I am curious if conservatives can actually name one “success” in Bush’s Doctrine so far. Yes, you’ve removed Saddam, but now Iran runs Iraq. Is that really a “success?” Yes, Lebanon broke the bands of Syrian bonds, but you sacrificed the Cedar Revolution on the altar of Israeli defense. Is that a success? The Taliban still kill Americans and foreigners and those who work for foreigners in Afghanistan. Is this a success? 3400 Iraqi civilians were killed in July of violent deaths. Is this a success? Is that what you view as a successful strategy? Three times British Muslims have attempted to murder their own or Americans, twice succeeding. Is this success? Take a look at the State Department’s Travel Warnings pages and see what they say. For example, this is what they say about Iraq: The Department of State continues to strongly warn U.S. citizens against travel to Iraq, which remains very dangerous. Is this success? Some might say, “we haven’t had enough time yet.” But, it took Roosevelt three and a half years to thoroughly defeat his enemies and fundamentally alter the entire world. We’ve now been in Iraq for three and a half years. Why is it still so dangerous to go into just one country? Is this success?

On Iran though, it seems that Republicans don’t want peace. CATO’s Justin Logan has the following to say about the neo-conservative strategy:

Neoconservative grumbling about diplomacy is nothing new, but this tone has become increasingly common. Regarding Syria, Iran, anywhere, if diplomacy can’t provide a slam-dunk, total, and complete resolution of all the issues, then it’s held out as a worthless exercise in jaw-jawing.

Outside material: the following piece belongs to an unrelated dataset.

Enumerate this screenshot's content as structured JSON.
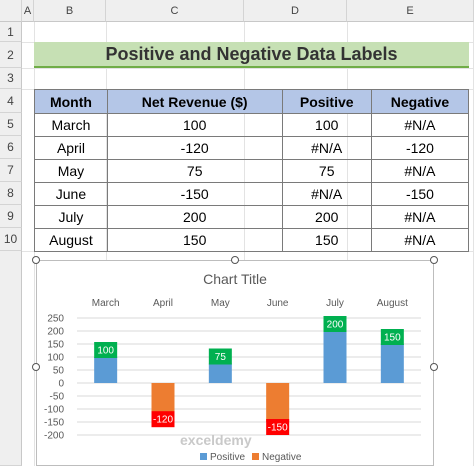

To some extent the point is well-taken: Diplomacy can be difficult, and can fail, and it always produces temporary, imperfect solutions. But that’s the point: all foreign policies produce temporary, imperfect solutions. Crusading in search of silver bullets puts us in predicaments like those of Iraq.

In the course of pooh-poohing talks with the Syrians, for example, we’re regaled with tales of how past dialogues have failed to wean them away from their client Hezbollah, and how the Assad regime is still, well, nasty. Since Iran hasn’t agreed to capitulate before even coming to the negotiating table, the supposed uselessness of diplomacy is demonstrated.

But the point isn’t to hold diplomacy out as the way to magically eliminate foreign policy problems. There is no way to eliminate problems in foreign affairs entirely. But diplomacy is a tool for managing crises, and for finding limited areas to cooperate or compromise.

By setting the standard for diplomacy so high as to demand a nice, neat, tied-up-with-a-ribbon solution in order to prove success, neoconservatives are framing the debate such that diplomacy is always a sure-fire “failure.” That’s harmful, because it misconstrues the choices and unnecessarily limits our options.

It makes it hard to see neo-conservatives interested in desiring anything but war. This is clearly the case when you read Max Boot articles and op-eds. They really think violence will solve their problems. The important question is, why are people listening to them?